The analysis of MAST groups demonstrated that a number of these protist phylogroups, initially identified in the marine water column [44], are also ribosomally active in marine sediments. These data (combined with recent results [37, 51]) suggest that several MAST groups, specifically MAST-6, play a role in marine sediments—possibly as colonisers of other species which have fallen out of the water column, OLS agents or predators. Interestingly, it has been shown that some MAST groups live on diatoms [68]. It is therefore possible that a subset of the MAST groups could represent parasites.

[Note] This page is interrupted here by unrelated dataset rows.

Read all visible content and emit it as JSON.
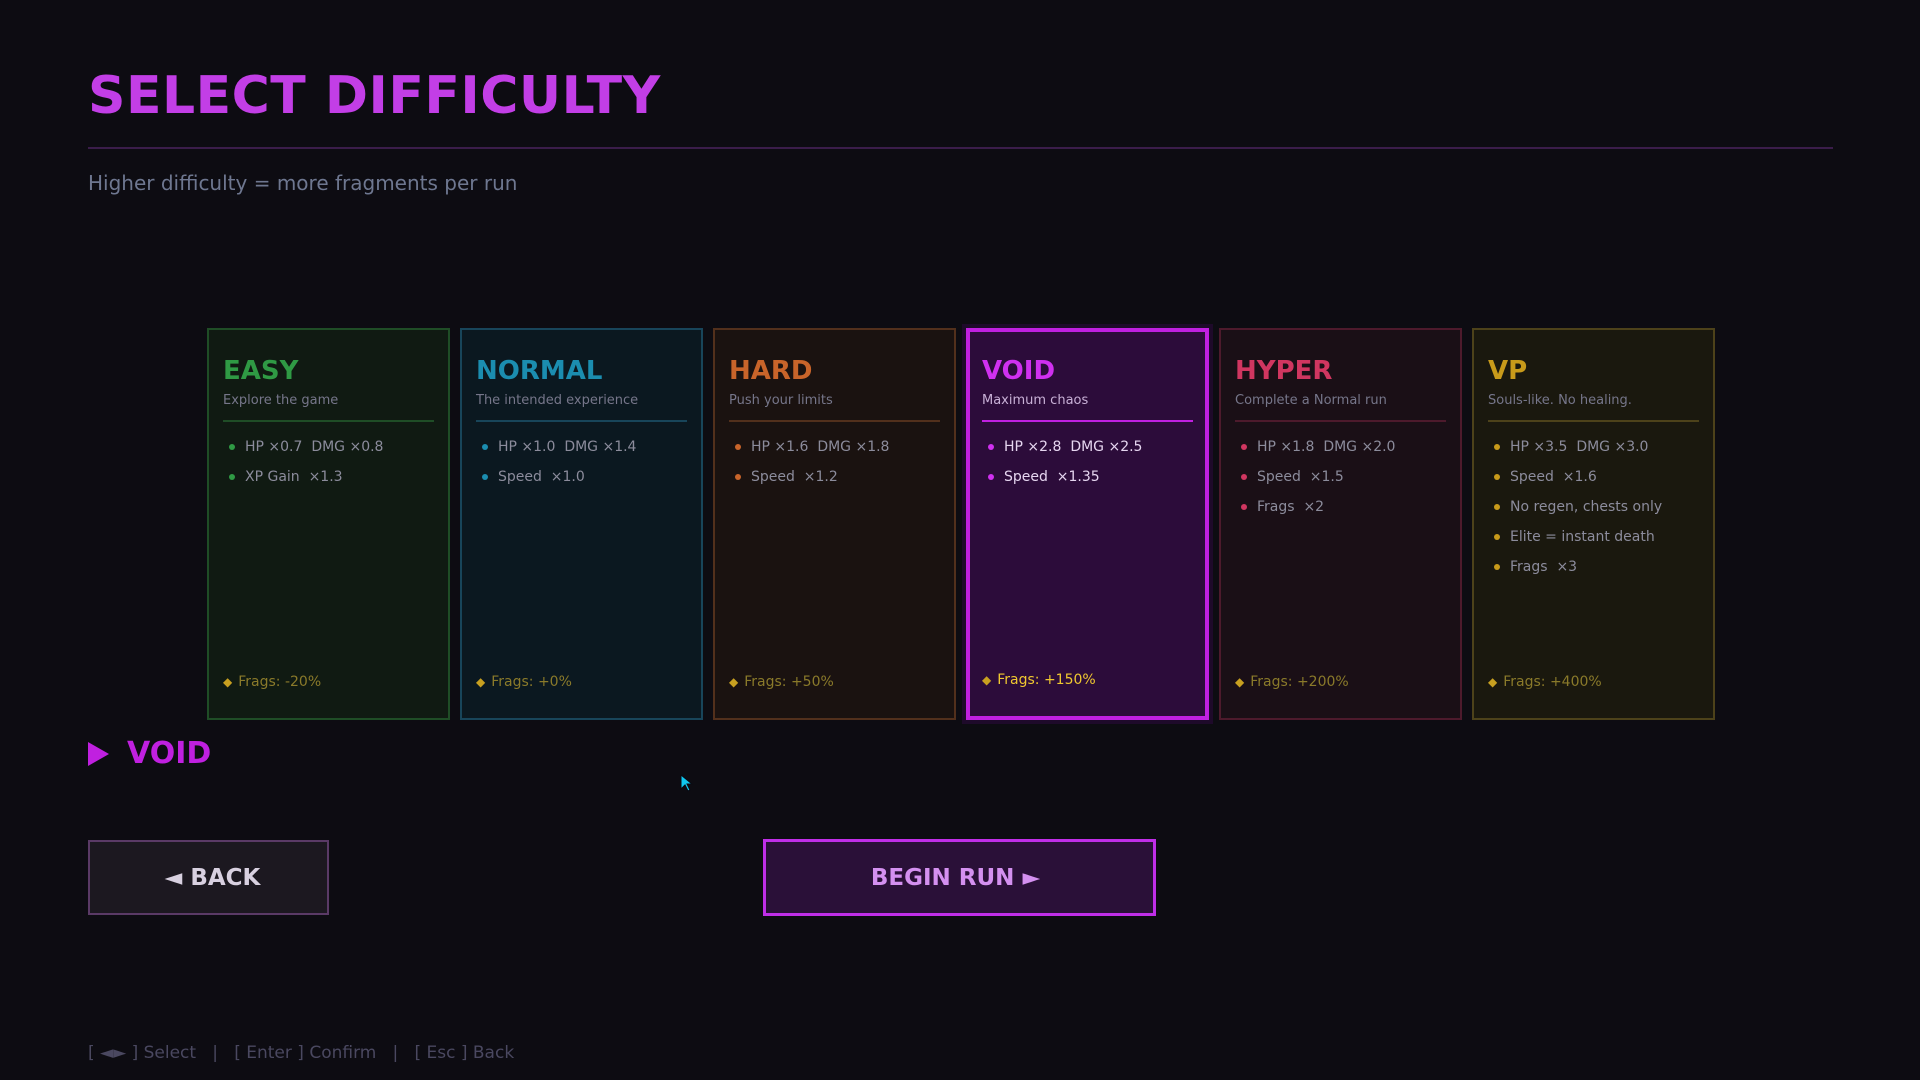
{
  "colors": {
    "background": "#0d0c12",
    "title": "#c23ee6",
    "subtitle": "#6e7790",
    "accent": "#c020e0",
    "hint": "#4a4860"
  },
  "header": {
    "title": "SELECT DIFFICULTY",
    "subtitle": "Higher difficulty = more fragments per run"
  },
  "difficulties": [
    {
      "name": "EASY",
      "tagline": "Explore the game",
      "stats": [
        "HP ×0.7  DMG ×0.8",
        "XP Gain  ×1.3"
      ],
      "frags": "Frags: -20%",
      "color": "#2f9a44",
      "bg": "#101a12",
      "border": "#1f4d26",
      "selected": false
    },
    {
      "name": "NORMAL",
      "tagline": "The intended experience",
      "stats": [
        "HP ×1.0  DMG ×1.4",
        "Speed  ×1.0"
      ],
      "frags": "Frags: +0%",
      "color": "#1b8db0",
      "bg": "#0b1820",
      "border": "#18455a",
      "selected": false
    },
    {
      "name": "HARD",
      "tagline": "Push your limits",
      "stats": [
        "HP ×1.6  DMG ×1.8",
        "Speed  ×1.2"
      ],
      "frags": "Frags: +50%",
      "color": "#c8642a",
      "bg": "#1a1210",
      "border": "#52301c",
      "selected": false
    },
    {
      "name": "VOID",
      "tagline": "Maximum chaos",
      "stats": [
        "HP ×2.8  DMG ×2.5",
        "Speed  ×1.35"
      ],
      "frags": "Frags: +150%",
      "color": "#d030f0",
      "bg": "#2c0c3a",
      "border": "#c020e0",
      "selected": true
    },
    {
      "name": "HYPER",
      "tagline": "Complete a Normal run",
      "stats": [
        "HP ×1.8  DMG ×2.0",
        "Speed  ×1.5",
        "Frags  ×2"
      ],
      "frags": "Frags: +200%",
      "color": "#d03660",
      "bg": "#1a0f16",
      "border": "#4d1a2c",
      "selected": false
    },
    {
      "name": "VP",
      "tagline": "Souls-like. No healing.",
      "stats": [
        "HP ×3.5  DMG ×3.0",
        "Speed  ×1.6",
        "No regen, chests only",
        "Elite = instant death",
        "Frags  ×3"
      ],
      "frags": "Frags: +400%",
      "color": "#c89a1a",
      "bg": "#1a180e",
      "border": "#4d421a",
      "selected": false
    }
  ],
  "selection": {
    "current": "VOID"
  },
  "buttons": {
    "back_arrow": "◄",
    "back_label": "BACK",
    "begin_label": "BEGIN RUN",
    "begin_arrow": "►"
  },
  "footer": {
    "hint": "[ ◄► ] Select   |   [ Enter ] Confirm   |   [ Esc ] Back"
  }
}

Collectively, the pattern of OTU diversity identified demonstrates a number of candidate phylogenetic groups, specifically: pseudofungi, labyrinthulomycetes and fonticulids, which are ribosomally active, diverse and in some cases show high SSU rRNA relative abundances in these environments. It is not possible to confidently predict the function of these eukaryotic microbes based on SSU rRNA phylogenetic associations, yet the diversity pattern reported provides a number of candidate groups that potentially encode OLS function associated with detrital processing in marine sediments (Fig. 3c). However, it is important to note that many of these groups can have dual functions (osmotrophy and phagotrophy) e.g. the labyrinthulomycetes [69,70,71]. Indeed, multiple trophic functions are likely to be displayed by slime moulds (e.g. the Fonticula-like groups identified). The patterns identified here suggest these groups may be important organic matter degraders. If this is the case, it is likely that these unicellular eukaryotes are therefore adding to key biogeochemical functions.